TOP ABSTRACT INTRODUCTION MATERIALS AND METHODS RESULTS DISCUSSION REFERENCES

 
The presence of large genomic inserts in yeast artificial chromosomes (YACs), bacterial artificial chromosomes (BACs) and P1-derived artificial chromosomes (PACs) have made them the ideal choice in genomics and as tools in understanding gene structure and expression. The high level of chimerism and the difficulty of handling YACs has led many investigators to favor BACs and PACs, which are stable over generations and are easy to prepare in large quantities. Several methodologies have been developed to make precise mutations to PACs and BACs, such as single base pair substitutions, deletions and additions, while others were used to knockout specific genes (1–5). Some of these procedures are limited because they require counter-selections that are not very efficient, such as chlortetracycline and fusaric acid, while others are restricted by toxic selection/counter-selection markers (sacB/ccdB). Recently, a method using ET-cloning was described, which requires the BAC to exist in phage resistant cells; however, there are reports suggesting toxicity of the constitutively expressed gam gene (6).

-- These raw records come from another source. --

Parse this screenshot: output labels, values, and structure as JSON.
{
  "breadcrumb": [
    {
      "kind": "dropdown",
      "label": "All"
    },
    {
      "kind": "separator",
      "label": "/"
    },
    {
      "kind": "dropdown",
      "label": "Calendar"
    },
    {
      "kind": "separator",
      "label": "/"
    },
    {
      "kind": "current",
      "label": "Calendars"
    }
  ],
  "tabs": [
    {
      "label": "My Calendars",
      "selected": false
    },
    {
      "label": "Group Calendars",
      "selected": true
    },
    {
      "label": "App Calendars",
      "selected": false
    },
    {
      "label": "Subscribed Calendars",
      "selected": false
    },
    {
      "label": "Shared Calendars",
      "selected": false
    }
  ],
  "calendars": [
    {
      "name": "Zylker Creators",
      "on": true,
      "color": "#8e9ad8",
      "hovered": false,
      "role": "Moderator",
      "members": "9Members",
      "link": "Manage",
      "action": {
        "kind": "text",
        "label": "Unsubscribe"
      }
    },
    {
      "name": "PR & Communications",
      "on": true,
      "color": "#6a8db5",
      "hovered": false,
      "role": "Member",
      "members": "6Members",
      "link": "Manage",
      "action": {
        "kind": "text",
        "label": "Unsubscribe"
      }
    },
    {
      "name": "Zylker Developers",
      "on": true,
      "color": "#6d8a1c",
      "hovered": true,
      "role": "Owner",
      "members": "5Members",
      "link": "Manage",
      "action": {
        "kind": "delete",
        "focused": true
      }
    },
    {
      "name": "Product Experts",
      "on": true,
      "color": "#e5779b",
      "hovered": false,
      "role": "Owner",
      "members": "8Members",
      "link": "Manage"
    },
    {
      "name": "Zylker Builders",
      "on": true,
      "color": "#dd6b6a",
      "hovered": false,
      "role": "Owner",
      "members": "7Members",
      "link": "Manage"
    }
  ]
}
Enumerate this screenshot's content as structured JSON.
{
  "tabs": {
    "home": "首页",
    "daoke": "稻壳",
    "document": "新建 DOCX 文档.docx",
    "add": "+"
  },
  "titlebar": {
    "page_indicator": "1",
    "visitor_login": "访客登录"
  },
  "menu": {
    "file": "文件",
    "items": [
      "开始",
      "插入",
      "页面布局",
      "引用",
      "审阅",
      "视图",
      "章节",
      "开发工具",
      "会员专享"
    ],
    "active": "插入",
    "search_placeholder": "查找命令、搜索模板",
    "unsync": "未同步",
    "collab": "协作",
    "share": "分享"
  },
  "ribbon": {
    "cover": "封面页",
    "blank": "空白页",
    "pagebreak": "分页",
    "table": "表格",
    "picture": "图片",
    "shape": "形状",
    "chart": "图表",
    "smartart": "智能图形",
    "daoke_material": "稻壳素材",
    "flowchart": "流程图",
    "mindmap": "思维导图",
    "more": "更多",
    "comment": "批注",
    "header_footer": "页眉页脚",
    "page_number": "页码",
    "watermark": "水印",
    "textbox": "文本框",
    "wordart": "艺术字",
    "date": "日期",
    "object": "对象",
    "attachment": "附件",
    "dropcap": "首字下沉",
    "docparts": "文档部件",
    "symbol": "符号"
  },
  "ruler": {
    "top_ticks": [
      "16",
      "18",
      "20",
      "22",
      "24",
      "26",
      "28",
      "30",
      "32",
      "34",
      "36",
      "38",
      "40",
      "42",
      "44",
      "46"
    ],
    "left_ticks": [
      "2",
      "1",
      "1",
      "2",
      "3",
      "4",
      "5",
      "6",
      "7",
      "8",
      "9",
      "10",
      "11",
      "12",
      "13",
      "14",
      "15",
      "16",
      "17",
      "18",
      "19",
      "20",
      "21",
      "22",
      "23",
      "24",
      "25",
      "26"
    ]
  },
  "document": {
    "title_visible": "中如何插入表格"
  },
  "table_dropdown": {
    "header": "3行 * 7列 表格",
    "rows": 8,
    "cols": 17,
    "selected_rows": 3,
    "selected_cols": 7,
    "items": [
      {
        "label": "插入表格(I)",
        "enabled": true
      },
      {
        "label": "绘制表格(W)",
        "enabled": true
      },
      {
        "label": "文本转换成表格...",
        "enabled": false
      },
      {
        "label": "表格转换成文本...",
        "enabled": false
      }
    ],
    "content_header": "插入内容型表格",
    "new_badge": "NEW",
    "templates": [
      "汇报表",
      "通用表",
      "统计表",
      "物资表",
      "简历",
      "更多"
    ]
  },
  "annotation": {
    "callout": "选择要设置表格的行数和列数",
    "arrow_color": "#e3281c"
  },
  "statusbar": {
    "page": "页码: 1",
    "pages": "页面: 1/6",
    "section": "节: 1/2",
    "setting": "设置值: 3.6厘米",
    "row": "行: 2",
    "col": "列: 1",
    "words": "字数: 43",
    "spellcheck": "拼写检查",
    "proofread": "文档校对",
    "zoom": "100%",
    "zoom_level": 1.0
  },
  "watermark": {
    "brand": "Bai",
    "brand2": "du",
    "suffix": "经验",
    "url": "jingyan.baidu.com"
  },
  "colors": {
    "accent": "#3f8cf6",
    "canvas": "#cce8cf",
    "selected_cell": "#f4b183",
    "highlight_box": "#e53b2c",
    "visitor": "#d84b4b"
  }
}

We have extended the utility of a method involving the use of appropriately placed Chi-sites to enhance recombination several-fold (7,8). In this method, inclusion of the kanamycin (KAN) resistance gene in between the two homology regions facilitated selection of homologous recombinants by using KAN + chloramphenicol (CAM) double selection. A major limitation of this method is that it leaves the antibiotic resistance gene in the DNA at the site of recombination. This can be a serious drawback if one wishes to make a deletion that leaves a minimal footprint (i.e. deletion of a putative regulatory element in the 5'-flanking region of a gene). We have devised a strategy to delete the antibiotic marker leaving only a Lox511 site as the footprint. In developing this strategy we recognized that PAC (pAd10sacBII) and BAC (pBeloBAC) vectors have a LoxP site in the vector backbone and thus recombination with a LoxP site within the gene of interest (i.e. floxed antibiotic resistance gene) would cause large deletions of vector and insert DNA, which would be useless. Therefore, the strategy is founded on the observation that recombination between heterotropic LoxP sites (LoxP versus Lox511) is extremely low, whereas recombination between homotropic Lox511 sites occurs very efficiently in the presence of Cre-recombinase (9,10). By placing the variant Lox511 sites on either side of the selection marker, we could specifically delete the marker by simply passaging the modified PAC or BAC clone through an Escherichia coli strain expressing Cre-recombinase constitutively. There are several advantages of this method including the availability of a wide range of cloning sites, 100% efficiency of Cre-mediated deletion and the suitability for both PACs and BACs.

	MATERIALS AND METHODS

TOP ABSTRACT INTRODUCTION MATERIALS AND METHODS RESULTS DISCUSSION REFERENCES

 
Generation of the targeting construct
To construct a recombination cassette in pBluescript plasmid, roughly equally sized fragments that were homologous to DNA upstream (A) and downstream (B) of the putative renin gene enhancer were cloned by PCR. A 30 bp multiple cloning site (consisting of EcoRI–PstI–SmaI–BamHI–SpeI–XbaI) was placed between homology A and homology B. An 1.1 kb recombination cassette was ligated into the SalI site of pRM4-N (containing appropriately placed Chi-sites) to generate the plasmid pPS (Fig. 1A) (7). In addition, we also constructed a Lox511–CAM–Lox511 recombination cassette in pCR2.1 to generate the plasmid pCAMLOX (Fig. 1B). This vector provides the Lox511 ‘floxed’ CAM resistance gene. The following primers (Lox511 sites underlined) were used to amplify the 860 bp CAM^R gene: primer Nhe3-F, 5'-TAGAGCTAGCATAACTTCGTATAATGTATACTATACGAAGT-TATGTTGATACCGGGAAGCCCTGGGCCA-3' and primer Nhe3-R, 5'-GATAGCTAGCATAACTTCGTATAGTATACATTATACGAAGTTATAGGCGTAGCAACCAGGCGTTT-AAGGGC-3'. The Lox511 sequence was chosen based on the sequence of Hoess et al. (9). A mutation in the Lox511 site, described by Bethke and Sauer (10), which changes the terminal T to G and was recombinationally neutral was not used. The PCR conditions were: initial denaturation cycle at 94°C for 2 min followed by 35 cycles of denaturation at 94°C for 30 s, annealing at 62°C for 30 s, and extension at 68°C for 90 s. Next, a 935 bp NheI–Lox511–CAM^R–Lox511–NheI fragment was cut out and ligated into the SpeI site between homology A and homology B, to give pCLPS, the final targeting construct (Fig. 1C). All restriction sites were engineered to be at the ends of the appropriate PCR primers.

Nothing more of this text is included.